I haven't been much of an underliner. I have made notes in a separate notebook of things I wanted to remember and thought I might need help. My picture of a book with underlinings or highlights in it is one of scattered bits that would need to be found and copied. A Kindle makes it easy and fast to highlight a passage and leave that remark in a downloadable file and/or share it on Twitter, Facebook or Goodreads.
I got my first Kindle in 2008. When I got the Kindle, we gave away lots of paper books but I am confident that few of them had much underlining or highlighting. I assume the act of highlighting is usually to put the underlined material more firmly in mind.
I looked through my books to find one that might have selected passages. I settled on "Paleofantasy" by Dr. Marlene Zuk, a book included in a talk I gave recently. Here is a link to my highlights from the book.
https://sites.google.com/site/kirbyvariety/paleofantasy---some-notes
I note that it is easy to find the highlights for a given book but no tool or procedure has been included to find the highlights first and then the book. That is what I wanted to do when I asked what book was marked up the most. I couldn't find out easily. The highlights skip large parts of the book and I don't feel I can say whether my knowledge equals what is marked up. When I read a chapter over, there were things I knew already and that I recognized.
Later, I made some notes for my talk and I haven't compared those with the notes from the Kindle file while reading the book.

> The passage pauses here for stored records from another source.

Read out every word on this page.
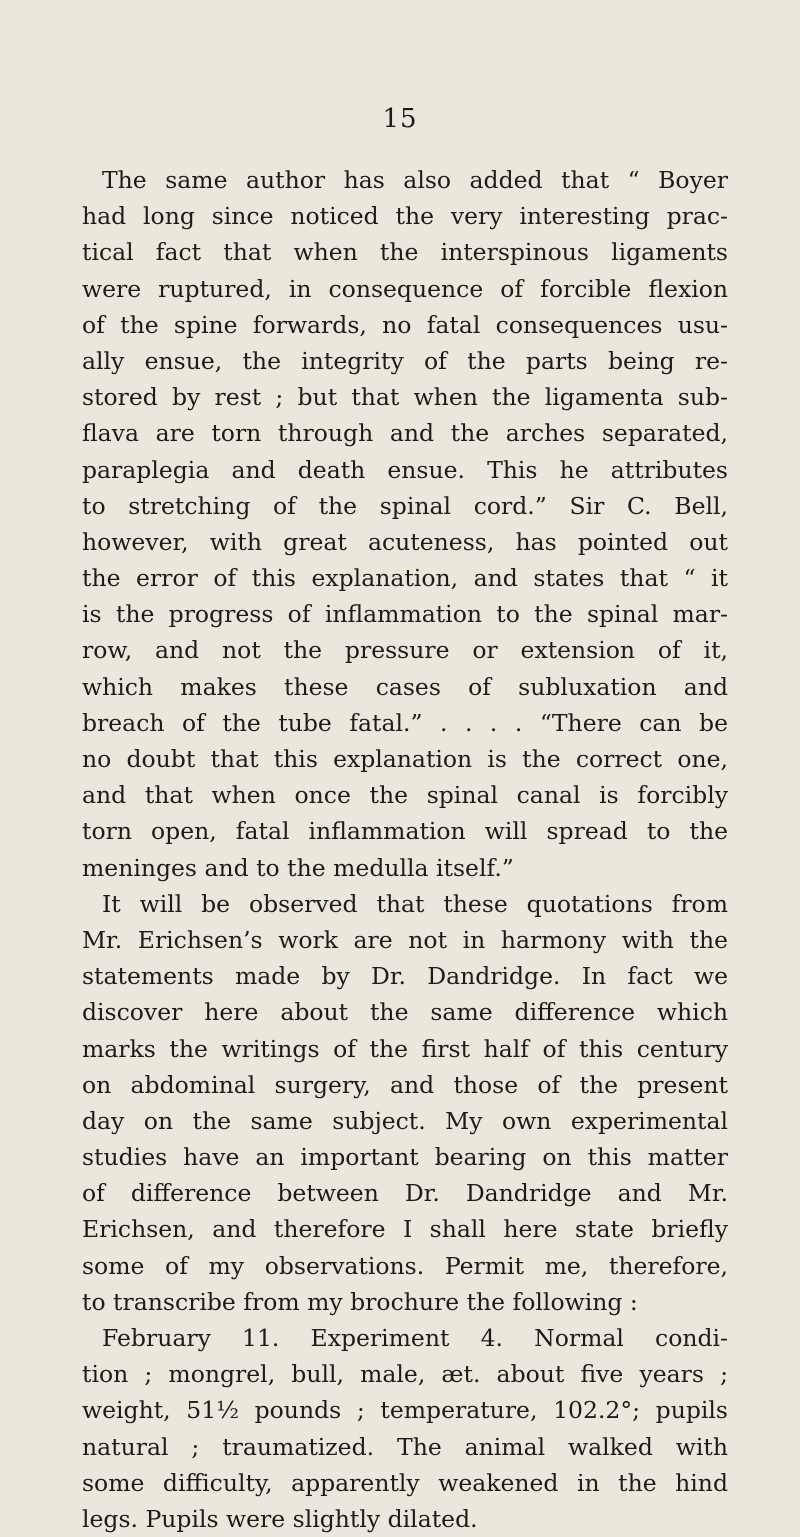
15
The same author has also added that “ Boyer
had long since noticed the very interesting prac-
tical fact that when the interspinous ligaments
were ruptured, in consequence of forcible flexion
of the spine forwards, no fatal consequences usu-
ally ensue, the integrity of the parts being re-
stored by rest ; but that when the ligamenta sub-
flava are torn through and the arches separated,
paraplegia and death ensue. This he attributes
to stretching of the spinal cord.” Sir C. Bell,
however, with great acuteness, has pointed out
the error of this explanation, and states that “ it
is the progress of inflammation to the spinal mar-
row, and not the pressure or extension of it,
which makes these cases of subluxation and
breach of the tube fatal.” . . . . “There can be
no doubt that this explanation is the correct one,
and that when once the spinal canal is forcibly
torn open, fatal inflammation will spread to the
meninges and to the medulla itself.”
It will be observed that these quotations from
Mr. Erichsen’s work are not in harmony with the
statements made by Dr. Dandridge. In fact we
discover here about the same difference which
marks the writings of the first half of this century
on abdominal surgery, and those of the present
day on the same subject. My own experimental
studies have an important bearing on this matter
of difference between Dr. Dandridge and Mr.
Erichsen, and therefore I shall here state briefly
some of my observations. Permit me, therefore,
to transcribe from my brochure the following :
February 11. Experiment 4. Normal condi-
tion ; mongrel, bull, male, æt. about five years ;
weight, 51½ pounds ; temperature, 102.2°; pupils
natural ; traumatized. The animal walked with
some difficulty, apparently weakened in the hind
legs. Pupils were slightly dilated.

I usually feel that I know when I come across a new idea of importance and it is the newness, the novelty, the value of the idea or the cleverness of the expression that grips me. I am interested in situations where students or other readers are so tense or exhorted to know and remember what they read that their tension interferes with full, deep, easy comprehension. I like the idea that good reading is a internal conversation between the reader and the text.